Large IN query

Hello

I’m thinking about using Druid for a time-series project.

I’d like to ask how Druid handles large “IN” statements.

Basicly i’m collection data from a lot of IoT devices(they send a data entry every minute) and my users needs to be able to see aggregated/mean data for any selected amount of IoT devices, often they will select between 100-1000 devices, so it will be some large “IN” queries. Does Druid handle this well, or should i look for an alternative?
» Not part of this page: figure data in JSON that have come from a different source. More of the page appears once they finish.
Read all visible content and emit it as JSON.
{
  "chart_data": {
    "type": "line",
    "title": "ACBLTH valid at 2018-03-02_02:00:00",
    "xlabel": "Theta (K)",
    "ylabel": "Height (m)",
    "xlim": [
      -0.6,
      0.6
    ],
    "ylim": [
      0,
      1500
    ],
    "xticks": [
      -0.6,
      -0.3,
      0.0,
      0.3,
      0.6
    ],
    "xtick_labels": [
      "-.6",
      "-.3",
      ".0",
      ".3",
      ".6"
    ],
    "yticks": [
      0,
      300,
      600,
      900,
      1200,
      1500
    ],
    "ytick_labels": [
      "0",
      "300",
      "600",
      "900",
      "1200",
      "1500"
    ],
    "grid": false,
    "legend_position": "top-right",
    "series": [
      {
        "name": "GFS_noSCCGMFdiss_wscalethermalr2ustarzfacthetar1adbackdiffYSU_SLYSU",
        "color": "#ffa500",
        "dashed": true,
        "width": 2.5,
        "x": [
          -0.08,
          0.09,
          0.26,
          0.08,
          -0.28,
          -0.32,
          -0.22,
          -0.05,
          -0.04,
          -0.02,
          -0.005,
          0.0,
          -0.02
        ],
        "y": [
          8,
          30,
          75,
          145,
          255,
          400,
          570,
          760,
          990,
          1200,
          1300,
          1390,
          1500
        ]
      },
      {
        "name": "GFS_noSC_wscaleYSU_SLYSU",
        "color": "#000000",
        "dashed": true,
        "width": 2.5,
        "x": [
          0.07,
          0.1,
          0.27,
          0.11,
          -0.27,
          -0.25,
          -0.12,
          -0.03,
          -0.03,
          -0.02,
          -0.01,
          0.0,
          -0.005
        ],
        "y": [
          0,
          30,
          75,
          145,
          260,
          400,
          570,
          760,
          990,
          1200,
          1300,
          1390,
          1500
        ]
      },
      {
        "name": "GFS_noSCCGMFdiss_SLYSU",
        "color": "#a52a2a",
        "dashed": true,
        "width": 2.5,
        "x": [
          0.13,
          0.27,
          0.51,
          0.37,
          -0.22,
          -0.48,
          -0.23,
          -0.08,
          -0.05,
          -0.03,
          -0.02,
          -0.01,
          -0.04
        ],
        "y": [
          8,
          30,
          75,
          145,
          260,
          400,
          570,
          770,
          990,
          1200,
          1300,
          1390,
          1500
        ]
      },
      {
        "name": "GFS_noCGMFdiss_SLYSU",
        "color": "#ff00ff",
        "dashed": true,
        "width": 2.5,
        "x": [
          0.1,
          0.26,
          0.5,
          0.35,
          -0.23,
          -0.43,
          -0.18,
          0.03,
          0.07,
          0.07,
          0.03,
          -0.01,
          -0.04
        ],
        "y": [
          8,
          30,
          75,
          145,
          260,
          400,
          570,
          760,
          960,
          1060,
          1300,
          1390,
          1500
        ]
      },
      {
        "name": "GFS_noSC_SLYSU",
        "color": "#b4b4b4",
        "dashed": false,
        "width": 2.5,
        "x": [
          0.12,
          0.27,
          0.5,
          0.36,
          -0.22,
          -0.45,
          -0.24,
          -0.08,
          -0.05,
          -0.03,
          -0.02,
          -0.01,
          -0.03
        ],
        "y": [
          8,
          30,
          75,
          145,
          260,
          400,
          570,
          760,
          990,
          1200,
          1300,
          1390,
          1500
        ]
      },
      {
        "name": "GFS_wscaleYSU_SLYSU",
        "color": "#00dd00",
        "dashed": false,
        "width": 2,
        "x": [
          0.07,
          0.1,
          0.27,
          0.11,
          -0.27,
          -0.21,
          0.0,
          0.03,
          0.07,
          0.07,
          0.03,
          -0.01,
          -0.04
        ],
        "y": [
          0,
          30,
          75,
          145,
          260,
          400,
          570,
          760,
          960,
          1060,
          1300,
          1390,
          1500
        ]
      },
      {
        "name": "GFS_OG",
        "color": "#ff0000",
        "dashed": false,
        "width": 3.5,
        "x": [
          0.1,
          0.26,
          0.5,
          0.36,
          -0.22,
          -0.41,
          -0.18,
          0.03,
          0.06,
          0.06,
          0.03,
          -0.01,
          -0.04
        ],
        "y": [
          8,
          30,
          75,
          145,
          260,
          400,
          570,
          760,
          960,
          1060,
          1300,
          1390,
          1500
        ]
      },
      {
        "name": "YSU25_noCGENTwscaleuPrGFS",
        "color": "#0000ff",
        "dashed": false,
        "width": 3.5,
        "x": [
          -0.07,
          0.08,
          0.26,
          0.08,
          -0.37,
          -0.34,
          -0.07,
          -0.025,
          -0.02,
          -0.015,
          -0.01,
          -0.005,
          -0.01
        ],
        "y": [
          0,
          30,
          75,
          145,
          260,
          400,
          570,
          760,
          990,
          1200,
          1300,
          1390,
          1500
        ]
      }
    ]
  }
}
Another query i need to do is an aggregation/mean of the newest data entry from a selected batch of the IoT devices.

Thank you,

Daniel

Hi Daniel,

Druid keeps the values of the IN filter in memory during processing, and 100-1000 values sounds ok if they are not extremely long strings.

And, I believe you can query on the newest data entry by setting the ‘intervals’ in your query.

Thanks,

Jihoon

2017년 4월 5일 (수) 오전 4:27, Daniel Strøm danielss89@gmail.com님이 작성:

Ok great. No shouldn’t be too long as it’s numeric id’s, so probably 1-99999

We’ve seen lousy performance on large “in” predicates when using the default concise bitmaps. They were a few times faster against roaring bitmap-indexed data.

It depends on your query, but you can definitely get into situations where mixing a few other filters with with large in clauses can get slow.